When you have been hurt or taken advantage of, when evil has gotten one over on you, there is a natural tendency to want to hurt back, to even the score. When you feel life hasn’t meted out a proper punishment your ego may take it upon itself to restore justice. At these times, it is important to keep something in mind: evil wants to trigger your egocentricity. If it can engage you in battles, lingering resentments, fantasies and efforts of revenge, if it can provoke attitudes of self-righteousness or idealism, it has often accomplished its goals. By keeping you focused on the injustice done to you, fueling dreams of payback or the personal quest to right a wrong, it has achieved its end. Paradoxically, trying to fight evil is just what evil often wants you to do.
No one is a match for raw or primal evil, what in Jungian psychology is called archetypal evil. Most evil is best avoided and sidestepped rather than naively and directly engaged. It is foolhardy to go out and try to fight evil in other peoples’ lives unless this is truly your station or duty in a given situation. It is dangerous to fight evil if the forces of life are not on your side. If your ego is going rogue—on a hero trip—your chances of survival are greatly reduced.
There is a twofold danger in trying to play the hero or carrier of a cause. First, there is a strong temptation to see yourself as righteous and that which you fight as all evil. In other words, you are more likely to project your darkness onto the other party.
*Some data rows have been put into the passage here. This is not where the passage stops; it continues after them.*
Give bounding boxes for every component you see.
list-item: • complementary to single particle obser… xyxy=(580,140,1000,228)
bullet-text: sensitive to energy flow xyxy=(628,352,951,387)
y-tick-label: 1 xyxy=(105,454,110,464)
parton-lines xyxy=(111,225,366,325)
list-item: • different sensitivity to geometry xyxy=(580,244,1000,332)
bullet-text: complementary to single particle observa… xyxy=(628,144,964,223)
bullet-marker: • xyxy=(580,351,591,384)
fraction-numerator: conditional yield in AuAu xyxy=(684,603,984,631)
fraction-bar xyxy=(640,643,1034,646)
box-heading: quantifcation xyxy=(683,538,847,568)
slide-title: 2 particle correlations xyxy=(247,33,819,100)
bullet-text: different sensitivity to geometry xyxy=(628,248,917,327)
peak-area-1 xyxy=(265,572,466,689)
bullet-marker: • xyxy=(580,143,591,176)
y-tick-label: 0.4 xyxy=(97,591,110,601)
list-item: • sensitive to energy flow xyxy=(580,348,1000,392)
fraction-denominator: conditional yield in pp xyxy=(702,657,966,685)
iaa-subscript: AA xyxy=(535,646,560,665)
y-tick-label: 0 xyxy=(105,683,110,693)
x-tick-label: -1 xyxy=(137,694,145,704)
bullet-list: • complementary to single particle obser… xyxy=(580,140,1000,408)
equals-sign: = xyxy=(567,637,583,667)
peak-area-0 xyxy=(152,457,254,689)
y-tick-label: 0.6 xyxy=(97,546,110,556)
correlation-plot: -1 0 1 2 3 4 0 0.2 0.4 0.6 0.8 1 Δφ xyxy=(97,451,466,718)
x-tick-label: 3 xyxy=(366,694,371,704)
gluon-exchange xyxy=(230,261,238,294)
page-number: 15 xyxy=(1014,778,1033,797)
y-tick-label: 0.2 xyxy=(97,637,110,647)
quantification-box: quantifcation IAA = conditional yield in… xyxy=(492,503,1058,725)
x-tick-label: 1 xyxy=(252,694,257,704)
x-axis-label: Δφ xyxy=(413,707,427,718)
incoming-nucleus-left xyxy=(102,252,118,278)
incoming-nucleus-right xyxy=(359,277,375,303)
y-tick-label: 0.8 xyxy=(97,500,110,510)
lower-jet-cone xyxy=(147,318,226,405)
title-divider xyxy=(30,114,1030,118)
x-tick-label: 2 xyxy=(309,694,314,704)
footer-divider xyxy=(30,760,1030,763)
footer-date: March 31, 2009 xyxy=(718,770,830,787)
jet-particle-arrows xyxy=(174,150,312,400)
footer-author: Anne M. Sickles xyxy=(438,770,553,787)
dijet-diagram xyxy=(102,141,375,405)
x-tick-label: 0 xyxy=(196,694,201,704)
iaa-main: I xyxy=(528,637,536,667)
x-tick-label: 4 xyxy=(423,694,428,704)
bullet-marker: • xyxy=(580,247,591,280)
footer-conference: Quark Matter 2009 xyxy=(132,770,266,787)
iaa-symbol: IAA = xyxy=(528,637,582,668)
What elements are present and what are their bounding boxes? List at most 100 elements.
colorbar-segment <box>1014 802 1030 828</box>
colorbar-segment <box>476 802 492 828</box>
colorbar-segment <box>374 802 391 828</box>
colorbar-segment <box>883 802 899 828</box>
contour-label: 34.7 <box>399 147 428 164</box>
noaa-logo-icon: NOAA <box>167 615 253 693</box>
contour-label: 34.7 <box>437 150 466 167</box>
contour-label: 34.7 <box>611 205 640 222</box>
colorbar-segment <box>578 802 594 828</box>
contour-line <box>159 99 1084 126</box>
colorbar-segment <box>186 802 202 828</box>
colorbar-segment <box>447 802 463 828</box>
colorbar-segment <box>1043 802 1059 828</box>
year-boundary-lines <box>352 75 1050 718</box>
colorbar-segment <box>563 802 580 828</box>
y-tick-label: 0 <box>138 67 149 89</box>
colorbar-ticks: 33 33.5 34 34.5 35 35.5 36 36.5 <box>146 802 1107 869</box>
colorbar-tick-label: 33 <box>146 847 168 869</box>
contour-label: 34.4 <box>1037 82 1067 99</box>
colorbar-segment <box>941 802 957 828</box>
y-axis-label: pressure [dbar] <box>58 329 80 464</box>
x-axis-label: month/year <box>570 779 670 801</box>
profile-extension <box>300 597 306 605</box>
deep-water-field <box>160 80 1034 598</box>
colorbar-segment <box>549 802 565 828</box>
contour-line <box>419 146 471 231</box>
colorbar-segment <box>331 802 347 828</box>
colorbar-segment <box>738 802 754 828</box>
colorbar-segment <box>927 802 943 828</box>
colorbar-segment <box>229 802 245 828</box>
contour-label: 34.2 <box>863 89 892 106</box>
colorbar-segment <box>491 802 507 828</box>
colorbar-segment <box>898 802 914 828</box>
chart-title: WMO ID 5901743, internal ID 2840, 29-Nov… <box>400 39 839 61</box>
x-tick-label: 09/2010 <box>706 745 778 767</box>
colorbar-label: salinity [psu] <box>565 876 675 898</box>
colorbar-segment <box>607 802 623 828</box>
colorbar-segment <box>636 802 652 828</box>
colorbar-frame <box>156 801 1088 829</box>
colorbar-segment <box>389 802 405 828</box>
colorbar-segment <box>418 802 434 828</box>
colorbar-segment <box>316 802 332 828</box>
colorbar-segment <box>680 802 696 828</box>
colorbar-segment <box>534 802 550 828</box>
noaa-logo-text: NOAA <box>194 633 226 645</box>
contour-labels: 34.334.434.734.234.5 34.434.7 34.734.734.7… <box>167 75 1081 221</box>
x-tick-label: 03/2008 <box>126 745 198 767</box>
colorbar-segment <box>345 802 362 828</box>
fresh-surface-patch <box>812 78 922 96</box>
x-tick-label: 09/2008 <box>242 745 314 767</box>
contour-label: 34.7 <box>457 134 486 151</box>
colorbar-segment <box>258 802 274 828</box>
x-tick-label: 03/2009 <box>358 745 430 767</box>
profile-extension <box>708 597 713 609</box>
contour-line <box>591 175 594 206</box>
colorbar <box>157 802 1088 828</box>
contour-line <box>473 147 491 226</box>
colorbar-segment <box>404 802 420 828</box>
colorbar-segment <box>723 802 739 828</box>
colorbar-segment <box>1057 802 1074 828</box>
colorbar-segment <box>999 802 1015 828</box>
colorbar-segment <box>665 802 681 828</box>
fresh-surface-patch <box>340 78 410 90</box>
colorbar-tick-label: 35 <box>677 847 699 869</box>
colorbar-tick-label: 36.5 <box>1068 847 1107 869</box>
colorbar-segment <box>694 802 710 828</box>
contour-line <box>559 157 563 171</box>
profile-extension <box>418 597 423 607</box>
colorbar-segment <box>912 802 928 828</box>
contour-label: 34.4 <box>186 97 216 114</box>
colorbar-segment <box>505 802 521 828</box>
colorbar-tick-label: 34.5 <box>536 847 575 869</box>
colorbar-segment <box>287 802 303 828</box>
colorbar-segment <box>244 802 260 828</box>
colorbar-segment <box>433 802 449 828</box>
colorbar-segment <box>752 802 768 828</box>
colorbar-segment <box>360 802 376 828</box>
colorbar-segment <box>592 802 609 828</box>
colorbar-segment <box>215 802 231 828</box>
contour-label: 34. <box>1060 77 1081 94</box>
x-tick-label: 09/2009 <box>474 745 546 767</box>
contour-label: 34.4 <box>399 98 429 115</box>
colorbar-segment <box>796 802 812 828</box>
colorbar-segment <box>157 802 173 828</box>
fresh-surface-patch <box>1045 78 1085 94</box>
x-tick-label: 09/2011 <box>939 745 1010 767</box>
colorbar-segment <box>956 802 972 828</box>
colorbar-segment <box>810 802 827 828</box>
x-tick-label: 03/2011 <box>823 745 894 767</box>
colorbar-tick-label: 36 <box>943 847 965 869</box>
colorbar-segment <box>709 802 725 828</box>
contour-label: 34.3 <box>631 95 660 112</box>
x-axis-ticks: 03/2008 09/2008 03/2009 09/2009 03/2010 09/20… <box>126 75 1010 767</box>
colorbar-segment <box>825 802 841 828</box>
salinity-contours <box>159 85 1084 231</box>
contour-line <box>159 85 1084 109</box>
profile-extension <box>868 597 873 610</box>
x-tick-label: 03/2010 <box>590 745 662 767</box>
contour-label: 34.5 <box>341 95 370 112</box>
This is a dangerous perspective to have because it promotes psychological inflation and the distortion of reality. You can be seduced into a grandiose view of your own position and a distortedly dark and one-sided view of the other’s. This type of polarized thinking inhibits real communication and the development of a creative, healing response. You may bristle at an abuse of power, yet get sucked into a retaliatory power stance yourself.
Secondly, playing the hero in battles with evil often brings more evil. This is not difficult to understand. A great basketball player gets double-teamed. A great running back encounters defenses designed just for him. Why would evil be any different? Saviors and those who lead the charge of positive change are often rewarded with death or assassination (Jesus, Lincoln, and Martin Luther King to name an obvious few). Similarly, new pastors who try to do too much too soon within their congregations are often vilified or may end up sabotaging their own reputations and efforts. Evil has an uncanny way of turning zealous idealism to its own ends.
Trying to play the hero or proudly taking on a cause is a good way to get killed. Play the hero only when you have to and adopt a cause only if truly called to do so. Justifying your involvement by saying, “Well if I don’t do it, who will?” is not a good reason. Just because evil is occurring does not mean that life is asking you to join the fray. Address the evil that arises of its own accord in your life, whether it comes from outside of you or within you. Face the shadow and evil in your own life. Genuinely addressing the darkness in yourself will provide sufficient challenge, trials, and danger for one lifetime.
Ultimately, the only antidote to the soul-crushing effects of evil is your ability to learn from your experiences. If you do not grow in consciousness and insight from what you have gone through, the worm of evil burrows its way into the roots of your soul. Without learning, without growth in consciousness, evil is able to plant seeds of discouragement, bitterness, resentment, and cynicism. Wisdom and consciousness are the counterbalance to the negative sum of evil. Seeing more deeply into the nature and complexity of life is the redeeming gift we may distill from encounters with evil. We are unlikely to be victimized in the same way again. Your soul wounds become the source of new life and deepened consciousness, adding to the integrity of the personality and the development of character. With consciousness, territories won by evil are returned to the armies of the soul. The wounded are healed and return to the field of battle stronger and smarter than they were before. You will be less likely to behave or experience yourself as a victim in the future, for you will be a redeemer—someone who extracts gold from the pain, hardships, and injustices of life.